MAPS Projects: Automobiles and Traffic Safety

Smart Police Deployment: Evaluating the Use of Automated Vehicle Locator Technologies in Policing

Grantee: The Police Foundation
Amount: $470,843
Award Number: 2007-IJ-CX-K153

Description: Currently, police agencies have little ability to assess the effectiveness of their deployment strategies in relationship to their goals. The Automated Vehicle Locator (AVL), a global positioning device that can be placed in a vehicle for monitoring its location across real time/space, promises to be an invaluable tool to inform CompStat and other directed patrol strategies (e.g., hot spots policing) in police agencies by measuring police presence at all places and at all times.

Although geographic information systems (GIS) are in use in 63 percent of larger police agencies, researchers still know little about where the police actually are when not responding to calls for service. Do the police simply “chase crime” across a city, or does a concentrated police presence have long-term crime prevention benefits with little displacement of crime? Is there a “diffusion of crime control benefits” when police presence is high at certain locations?

Researchers will examine the reliability and utility of the use of AVL technology to quantify police presence. If the data are reliable, the researchers will next examine the impact of police presence on crime in specific geographic areas in Dallas and, more important, test whether AVL can be an effective tool for deploying officers.
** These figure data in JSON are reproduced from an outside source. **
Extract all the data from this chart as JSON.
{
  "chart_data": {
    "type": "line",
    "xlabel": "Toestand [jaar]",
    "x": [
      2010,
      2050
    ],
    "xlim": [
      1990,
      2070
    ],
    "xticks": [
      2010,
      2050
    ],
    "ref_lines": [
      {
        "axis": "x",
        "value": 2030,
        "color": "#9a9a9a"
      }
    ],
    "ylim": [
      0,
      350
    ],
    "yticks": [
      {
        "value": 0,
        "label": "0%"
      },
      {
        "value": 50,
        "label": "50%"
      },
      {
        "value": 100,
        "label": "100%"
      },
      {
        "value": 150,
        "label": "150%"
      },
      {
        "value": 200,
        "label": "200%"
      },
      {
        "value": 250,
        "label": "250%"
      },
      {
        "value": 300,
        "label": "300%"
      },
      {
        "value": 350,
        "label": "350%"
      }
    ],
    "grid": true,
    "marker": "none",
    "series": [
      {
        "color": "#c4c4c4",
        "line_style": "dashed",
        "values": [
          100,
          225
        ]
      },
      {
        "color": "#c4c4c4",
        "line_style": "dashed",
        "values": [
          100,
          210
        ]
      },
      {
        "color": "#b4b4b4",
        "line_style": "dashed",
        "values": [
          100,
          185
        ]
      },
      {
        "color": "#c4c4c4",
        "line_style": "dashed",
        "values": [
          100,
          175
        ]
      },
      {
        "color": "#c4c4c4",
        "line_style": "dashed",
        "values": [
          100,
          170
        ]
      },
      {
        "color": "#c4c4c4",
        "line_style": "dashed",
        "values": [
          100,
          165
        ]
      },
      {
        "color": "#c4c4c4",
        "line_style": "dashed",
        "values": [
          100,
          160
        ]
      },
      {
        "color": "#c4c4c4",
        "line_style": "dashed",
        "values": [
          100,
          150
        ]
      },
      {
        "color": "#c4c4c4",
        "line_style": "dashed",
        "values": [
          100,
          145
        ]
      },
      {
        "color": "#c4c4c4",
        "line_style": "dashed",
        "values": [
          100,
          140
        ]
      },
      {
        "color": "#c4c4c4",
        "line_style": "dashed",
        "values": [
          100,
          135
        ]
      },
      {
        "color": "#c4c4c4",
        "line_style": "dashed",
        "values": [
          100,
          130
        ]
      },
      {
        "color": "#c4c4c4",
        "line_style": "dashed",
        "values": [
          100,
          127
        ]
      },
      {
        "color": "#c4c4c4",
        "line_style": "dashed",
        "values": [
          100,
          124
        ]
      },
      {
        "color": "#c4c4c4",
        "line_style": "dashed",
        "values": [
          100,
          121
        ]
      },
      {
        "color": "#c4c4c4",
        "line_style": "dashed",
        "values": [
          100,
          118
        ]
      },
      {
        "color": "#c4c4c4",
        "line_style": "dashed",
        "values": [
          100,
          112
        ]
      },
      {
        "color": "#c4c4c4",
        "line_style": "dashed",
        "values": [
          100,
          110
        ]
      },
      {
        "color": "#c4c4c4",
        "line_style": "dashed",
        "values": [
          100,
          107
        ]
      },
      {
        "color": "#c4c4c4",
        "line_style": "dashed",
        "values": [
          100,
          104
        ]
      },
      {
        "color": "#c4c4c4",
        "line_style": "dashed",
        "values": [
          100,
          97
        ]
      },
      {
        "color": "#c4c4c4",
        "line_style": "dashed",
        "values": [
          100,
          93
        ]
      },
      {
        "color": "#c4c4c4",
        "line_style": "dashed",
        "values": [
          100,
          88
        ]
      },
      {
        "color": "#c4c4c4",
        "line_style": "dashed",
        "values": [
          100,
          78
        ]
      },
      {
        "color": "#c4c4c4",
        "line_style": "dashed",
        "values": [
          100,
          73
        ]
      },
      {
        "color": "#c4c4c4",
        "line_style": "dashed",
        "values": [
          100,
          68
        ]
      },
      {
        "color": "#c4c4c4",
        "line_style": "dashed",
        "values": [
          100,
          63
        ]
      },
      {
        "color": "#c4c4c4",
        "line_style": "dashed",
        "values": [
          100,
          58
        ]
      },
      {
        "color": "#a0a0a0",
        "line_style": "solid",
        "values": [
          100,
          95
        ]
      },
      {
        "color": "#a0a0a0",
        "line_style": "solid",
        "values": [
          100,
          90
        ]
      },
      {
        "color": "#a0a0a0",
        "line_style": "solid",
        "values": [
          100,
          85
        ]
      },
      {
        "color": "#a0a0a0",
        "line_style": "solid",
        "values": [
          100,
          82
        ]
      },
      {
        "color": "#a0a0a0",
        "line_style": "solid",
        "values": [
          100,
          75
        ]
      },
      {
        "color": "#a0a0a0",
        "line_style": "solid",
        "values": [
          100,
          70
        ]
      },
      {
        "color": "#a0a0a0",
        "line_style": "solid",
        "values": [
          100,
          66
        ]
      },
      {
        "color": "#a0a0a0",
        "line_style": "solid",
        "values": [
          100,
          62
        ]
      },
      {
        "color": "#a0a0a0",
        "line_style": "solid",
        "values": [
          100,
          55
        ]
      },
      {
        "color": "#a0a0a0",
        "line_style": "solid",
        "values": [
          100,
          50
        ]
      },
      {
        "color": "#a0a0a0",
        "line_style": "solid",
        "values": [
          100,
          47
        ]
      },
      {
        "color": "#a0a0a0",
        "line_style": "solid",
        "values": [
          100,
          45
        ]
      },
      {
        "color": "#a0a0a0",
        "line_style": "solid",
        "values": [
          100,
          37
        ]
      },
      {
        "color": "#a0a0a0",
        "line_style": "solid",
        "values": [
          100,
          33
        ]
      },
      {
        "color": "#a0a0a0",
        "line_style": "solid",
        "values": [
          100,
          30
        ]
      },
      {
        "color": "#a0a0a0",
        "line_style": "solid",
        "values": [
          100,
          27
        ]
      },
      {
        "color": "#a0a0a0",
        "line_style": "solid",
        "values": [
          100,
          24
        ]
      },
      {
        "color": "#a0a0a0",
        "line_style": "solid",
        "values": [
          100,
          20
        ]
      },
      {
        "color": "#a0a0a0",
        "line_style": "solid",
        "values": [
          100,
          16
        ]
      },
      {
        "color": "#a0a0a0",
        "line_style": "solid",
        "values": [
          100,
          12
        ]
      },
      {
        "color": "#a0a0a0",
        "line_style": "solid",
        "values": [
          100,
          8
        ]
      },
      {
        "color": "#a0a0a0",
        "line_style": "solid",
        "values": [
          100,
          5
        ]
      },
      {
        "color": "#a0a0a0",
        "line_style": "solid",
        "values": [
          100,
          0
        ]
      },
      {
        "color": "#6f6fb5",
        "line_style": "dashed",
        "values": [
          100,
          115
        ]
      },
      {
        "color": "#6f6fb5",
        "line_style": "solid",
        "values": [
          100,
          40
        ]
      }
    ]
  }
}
The Dallas Police Department has AVL technology in almost all of its patrol vehicles (n = 873) and has implemented a CompStat program that focuses on directing patrol to specific problem areas.

In phase 1 of the study, researchers will develop an innovative method for collecting and integrating AVL data with spatially enabled crime data, examine the reliability of AVL data by determining anomalous gaps in data when compared to police calls for service and crime, and then look at the joint trends observed between police presence and crime in police reporting areas.

In phase 2, researchers will conduct a randomized experiment to assess whether AVL technology can increase the crime control effectiveness and efficiency of police patrol. In the treatment group, researchers will use data generated from phase 1 to inform commanders about the locations of officers and work with those commanders to develop and adopt new deployment strategies. The control group will maintain the same level of police presence that they had previously received. The effectiveness of these strategies will be assessed by examining official crime data and comparing crime levels in the experimental and control sites.

The results of the study will provide police agencies with the capacity for using AVL technology to assess and adapt deployment patterns. This approach would advance information-led policing nationwide by providing a technology-based strategy for crime prevention and reduction.